Oh, we’ll just go into town, Guthrie said. We’ll get us something to eat at the café. But let us get that calf in first.

No, you better come up to the house. We’ll get the calf later. I got some of that good ground beef thawed out from the locker. It’s going to waste if you don’t come in. I ain’t going to eat all of it by myself.

They left the corrals and walked across the gravel drive to the house and porch where they slapped the dust off their jeans and stomped their boots and went inside and took off their warm jackets and hats, and Raymond washed his hands and face at the sink and started to cook at the old enameled stove. Guthrie and the boys washed up at the sink after him and dried off on the kitchen towel. You boys can help me set the table, Guthrie said.

They got down plates and glasses from the cupboard and set them on the table and laid out silverware, then looked in the old refrigerator and took out bottles of ketchup and mustard. Anything else? Guthrie said.

You can open this can of beans, Raymond said, so I can heat it up. Maybe one of you boys can find some milk.

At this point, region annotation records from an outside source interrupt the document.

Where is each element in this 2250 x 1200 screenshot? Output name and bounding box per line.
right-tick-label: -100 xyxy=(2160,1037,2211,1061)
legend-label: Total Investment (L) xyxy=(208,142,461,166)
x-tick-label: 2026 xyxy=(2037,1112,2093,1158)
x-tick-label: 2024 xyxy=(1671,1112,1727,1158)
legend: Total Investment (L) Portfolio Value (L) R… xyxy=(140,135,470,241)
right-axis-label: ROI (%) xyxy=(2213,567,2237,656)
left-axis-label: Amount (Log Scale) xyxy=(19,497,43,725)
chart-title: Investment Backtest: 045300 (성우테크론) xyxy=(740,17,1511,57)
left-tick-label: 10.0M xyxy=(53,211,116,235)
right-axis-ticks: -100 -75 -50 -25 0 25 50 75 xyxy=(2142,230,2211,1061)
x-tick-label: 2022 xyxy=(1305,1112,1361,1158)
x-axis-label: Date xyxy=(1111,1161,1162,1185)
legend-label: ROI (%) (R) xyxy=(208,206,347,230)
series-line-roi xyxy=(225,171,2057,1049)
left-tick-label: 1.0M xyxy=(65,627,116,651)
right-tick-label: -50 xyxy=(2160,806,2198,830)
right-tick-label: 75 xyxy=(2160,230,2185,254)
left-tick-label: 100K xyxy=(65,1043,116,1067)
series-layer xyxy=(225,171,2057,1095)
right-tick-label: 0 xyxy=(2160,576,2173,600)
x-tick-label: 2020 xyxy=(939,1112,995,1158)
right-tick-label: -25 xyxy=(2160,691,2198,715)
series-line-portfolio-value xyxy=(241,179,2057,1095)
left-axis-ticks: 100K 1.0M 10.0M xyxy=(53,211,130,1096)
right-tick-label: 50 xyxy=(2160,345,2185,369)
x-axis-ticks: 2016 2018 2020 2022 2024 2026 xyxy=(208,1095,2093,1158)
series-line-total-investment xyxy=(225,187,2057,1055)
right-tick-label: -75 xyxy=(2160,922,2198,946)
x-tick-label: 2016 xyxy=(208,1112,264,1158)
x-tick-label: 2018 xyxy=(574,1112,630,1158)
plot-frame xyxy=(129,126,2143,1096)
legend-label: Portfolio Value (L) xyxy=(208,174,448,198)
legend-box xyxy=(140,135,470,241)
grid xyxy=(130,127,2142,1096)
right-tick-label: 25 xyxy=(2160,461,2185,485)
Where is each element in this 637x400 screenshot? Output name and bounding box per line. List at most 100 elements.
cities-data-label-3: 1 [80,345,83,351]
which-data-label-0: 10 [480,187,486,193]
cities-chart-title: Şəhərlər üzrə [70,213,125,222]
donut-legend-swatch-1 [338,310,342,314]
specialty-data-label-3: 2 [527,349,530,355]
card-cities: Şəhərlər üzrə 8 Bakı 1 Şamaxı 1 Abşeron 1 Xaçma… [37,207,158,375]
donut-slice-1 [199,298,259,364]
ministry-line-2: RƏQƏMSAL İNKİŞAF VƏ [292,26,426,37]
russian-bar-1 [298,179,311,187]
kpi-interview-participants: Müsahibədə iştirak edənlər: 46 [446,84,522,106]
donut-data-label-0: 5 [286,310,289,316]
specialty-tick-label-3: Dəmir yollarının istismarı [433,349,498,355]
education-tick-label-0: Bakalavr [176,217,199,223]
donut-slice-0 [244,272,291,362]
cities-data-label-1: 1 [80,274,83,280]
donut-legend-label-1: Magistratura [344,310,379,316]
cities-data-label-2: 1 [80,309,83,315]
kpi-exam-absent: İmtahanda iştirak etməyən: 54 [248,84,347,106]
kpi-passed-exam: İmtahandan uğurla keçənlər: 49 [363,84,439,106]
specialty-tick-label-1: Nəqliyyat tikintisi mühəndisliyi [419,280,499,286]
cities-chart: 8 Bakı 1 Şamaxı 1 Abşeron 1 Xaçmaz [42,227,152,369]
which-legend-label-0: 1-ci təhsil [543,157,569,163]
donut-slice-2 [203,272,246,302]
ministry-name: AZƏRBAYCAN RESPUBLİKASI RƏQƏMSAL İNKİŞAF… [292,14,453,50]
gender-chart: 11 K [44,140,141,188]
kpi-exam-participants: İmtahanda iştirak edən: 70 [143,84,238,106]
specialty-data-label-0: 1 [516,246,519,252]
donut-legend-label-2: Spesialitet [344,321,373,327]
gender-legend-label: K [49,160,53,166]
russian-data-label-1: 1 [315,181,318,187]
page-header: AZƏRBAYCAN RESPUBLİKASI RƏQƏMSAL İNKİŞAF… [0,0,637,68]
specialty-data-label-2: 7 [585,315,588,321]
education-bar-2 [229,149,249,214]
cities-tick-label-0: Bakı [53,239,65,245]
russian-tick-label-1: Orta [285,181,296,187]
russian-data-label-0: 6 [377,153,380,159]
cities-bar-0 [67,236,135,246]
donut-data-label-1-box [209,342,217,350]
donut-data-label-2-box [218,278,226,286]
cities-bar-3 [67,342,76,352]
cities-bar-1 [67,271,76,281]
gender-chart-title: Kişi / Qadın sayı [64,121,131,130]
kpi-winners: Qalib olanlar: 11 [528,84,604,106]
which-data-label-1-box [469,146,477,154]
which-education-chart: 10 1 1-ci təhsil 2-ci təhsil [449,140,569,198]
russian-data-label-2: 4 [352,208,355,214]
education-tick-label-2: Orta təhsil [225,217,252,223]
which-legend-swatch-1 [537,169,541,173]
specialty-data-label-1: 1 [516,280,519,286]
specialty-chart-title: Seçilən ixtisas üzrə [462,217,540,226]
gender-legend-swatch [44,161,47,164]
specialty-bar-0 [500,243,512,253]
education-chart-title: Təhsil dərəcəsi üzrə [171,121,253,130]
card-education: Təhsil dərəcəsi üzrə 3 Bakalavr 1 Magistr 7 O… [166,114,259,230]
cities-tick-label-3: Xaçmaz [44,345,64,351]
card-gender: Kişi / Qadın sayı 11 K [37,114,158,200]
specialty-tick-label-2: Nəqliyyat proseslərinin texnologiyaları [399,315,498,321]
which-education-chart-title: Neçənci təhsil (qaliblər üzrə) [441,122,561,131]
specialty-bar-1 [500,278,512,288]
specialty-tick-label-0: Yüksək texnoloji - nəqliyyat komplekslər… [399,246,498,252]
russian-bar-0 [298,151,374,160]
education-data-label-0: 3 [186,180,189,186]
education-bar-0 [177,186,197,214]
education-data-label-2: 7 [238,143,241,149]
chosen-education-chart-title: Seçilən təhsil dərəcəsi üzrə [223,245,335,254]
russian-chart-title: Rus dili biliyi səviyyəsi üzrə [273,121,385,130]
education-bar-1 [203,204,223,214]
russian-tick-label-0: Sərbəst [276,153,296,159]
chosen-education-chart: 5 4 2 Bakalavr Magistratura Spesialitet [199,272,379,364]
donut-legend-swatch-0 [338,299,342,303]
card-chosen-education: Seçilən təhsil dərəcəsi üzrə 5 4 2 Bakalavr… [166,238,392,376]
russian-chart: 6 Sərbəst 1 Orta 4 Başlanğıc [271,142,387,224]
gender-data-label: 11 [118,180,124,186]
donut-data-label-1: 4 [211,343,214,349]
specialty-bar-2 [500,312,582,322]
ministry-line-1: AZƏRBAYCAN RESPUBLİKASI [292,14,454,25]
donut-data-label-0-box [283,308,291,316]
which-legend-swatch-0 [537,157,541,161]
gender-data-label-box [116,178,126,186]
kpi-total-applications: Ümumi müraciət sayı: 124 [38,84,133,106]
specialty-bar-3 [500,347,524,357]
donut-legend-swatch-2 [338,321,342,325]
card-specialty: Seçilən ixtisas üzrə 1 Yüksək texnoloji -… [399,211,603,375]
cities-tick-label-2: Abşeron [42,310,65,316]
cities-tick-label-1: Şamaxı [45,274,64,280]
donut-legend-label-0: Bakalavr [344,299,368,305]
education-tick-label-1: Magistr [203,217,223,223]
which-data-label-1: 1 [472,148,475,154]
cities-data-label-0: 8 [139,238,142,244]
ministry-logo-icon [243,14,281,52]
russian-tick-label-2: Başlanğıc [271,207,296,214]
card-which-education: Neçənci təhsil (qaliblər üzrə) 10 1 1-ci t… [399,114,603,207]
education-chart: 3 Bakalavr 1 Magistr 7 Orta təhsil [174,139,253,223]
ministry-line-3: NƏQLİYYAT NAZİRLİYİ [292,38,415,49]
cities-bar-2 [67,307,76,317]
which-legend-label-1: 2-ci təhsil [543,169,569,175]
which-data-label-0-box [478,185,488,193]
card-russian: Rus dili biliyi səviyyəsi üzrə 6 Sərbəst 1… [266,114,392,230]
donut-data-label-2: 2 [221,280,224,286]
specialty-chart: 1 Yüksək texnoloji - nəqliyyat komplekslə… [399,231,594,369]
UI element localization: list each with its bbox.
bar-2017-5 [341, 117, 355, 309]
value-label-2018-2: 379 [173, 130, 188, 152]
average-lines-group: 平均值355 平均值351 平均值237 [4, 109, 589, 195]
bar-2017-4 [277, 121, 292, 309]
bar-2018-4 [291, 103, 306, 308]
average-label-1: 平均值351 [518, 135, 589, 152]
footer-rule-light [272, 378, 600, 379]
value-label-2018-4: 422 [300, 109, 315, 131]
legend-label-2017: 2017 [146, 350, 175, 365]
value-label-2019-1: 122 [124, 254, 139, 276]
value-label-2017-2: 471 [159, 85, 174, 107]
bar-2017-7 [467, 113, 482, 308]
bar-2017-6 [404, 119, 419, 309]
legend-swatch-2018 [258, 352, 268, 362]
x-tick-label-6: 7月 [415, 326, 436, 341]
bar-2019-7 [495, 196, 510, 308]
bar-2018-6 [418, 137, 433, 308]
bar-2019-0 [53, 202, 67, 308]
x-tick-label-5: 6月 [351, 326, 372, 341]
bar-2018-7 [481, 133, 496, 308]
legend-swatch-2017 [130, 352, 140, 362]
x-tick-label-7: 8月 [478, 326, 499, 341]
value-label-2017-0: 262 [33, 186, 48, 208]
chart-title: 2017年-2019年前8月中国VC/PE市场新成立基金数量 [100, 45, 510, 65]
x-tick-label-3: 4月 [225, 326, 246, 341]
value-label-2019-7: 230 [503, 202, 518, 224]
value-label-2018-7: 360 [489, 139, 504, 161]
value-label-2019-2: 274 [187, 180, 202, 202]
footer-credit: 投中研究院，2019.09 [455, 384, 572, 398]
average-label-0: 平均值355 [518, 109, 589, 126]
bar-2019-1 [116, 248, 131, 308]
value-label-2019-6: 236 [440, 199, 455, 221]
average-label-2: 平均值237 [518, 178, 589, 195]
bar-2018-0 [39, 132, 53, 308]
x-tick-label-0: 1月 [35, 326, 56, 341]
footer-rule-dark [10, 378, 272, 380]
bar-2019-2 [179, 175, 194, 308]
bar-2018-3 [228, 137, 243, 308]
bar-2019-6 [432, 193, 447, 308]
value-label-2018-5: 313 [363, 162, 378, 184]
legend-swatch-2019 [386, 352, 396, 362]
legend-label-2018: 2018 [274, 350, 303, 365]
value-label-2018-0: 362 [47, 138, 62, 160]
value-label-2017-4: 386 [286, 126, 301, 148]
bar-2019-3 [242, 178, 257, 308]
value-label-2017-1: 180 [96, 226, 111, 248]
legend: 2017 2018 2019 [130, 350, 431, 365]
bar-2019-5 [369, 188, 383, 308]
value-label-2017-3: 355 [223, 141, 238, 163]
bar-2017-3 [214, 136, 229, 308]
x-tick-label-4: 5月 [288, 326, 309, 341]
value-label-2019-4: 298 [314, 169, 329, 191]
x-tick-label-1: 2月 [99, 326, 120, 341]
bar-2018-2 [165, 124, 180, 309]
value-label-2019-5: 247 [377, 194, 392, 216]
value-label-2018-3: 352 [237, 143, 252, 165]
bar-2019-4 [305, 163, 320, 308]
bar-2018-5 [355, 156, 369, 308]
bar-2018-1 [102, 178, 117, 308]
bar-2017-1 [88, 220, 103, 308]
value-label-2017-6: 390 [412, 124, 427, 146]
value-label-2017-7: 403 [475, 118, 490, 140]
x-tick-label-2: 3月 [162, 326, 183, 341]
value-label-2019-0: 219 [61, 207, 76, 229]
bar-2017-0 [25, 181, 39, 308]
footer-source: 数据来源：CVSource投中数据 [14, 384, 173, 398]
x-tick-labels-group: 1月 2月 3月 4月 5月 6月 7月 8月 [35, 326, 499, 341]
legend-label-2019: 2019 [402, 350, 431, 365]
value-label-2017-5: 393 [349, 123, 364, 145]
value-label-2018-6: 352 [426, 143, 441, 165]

They stood about in the kitchen watching him cook, and when he was finished at the stove they sat down at the table to eat. He carried the big heavy frying pan to the table and forked two hamburgers onto each plate, the meat was badly overcooked, black and hard as something poked out of a campfire. Then he set the pan on the stove and sat down. Go on ahead and eat, he said, unless somebody wants to pray. No one did. He looked around at them. What are you waiting on? Oh hell, I forgot to buy hamburger buns, didn’t I. Well shoot, he said. He got up and brought a sack of white bread to the table and sat down again. You boys can eat these hamburgers without buns, can’t you?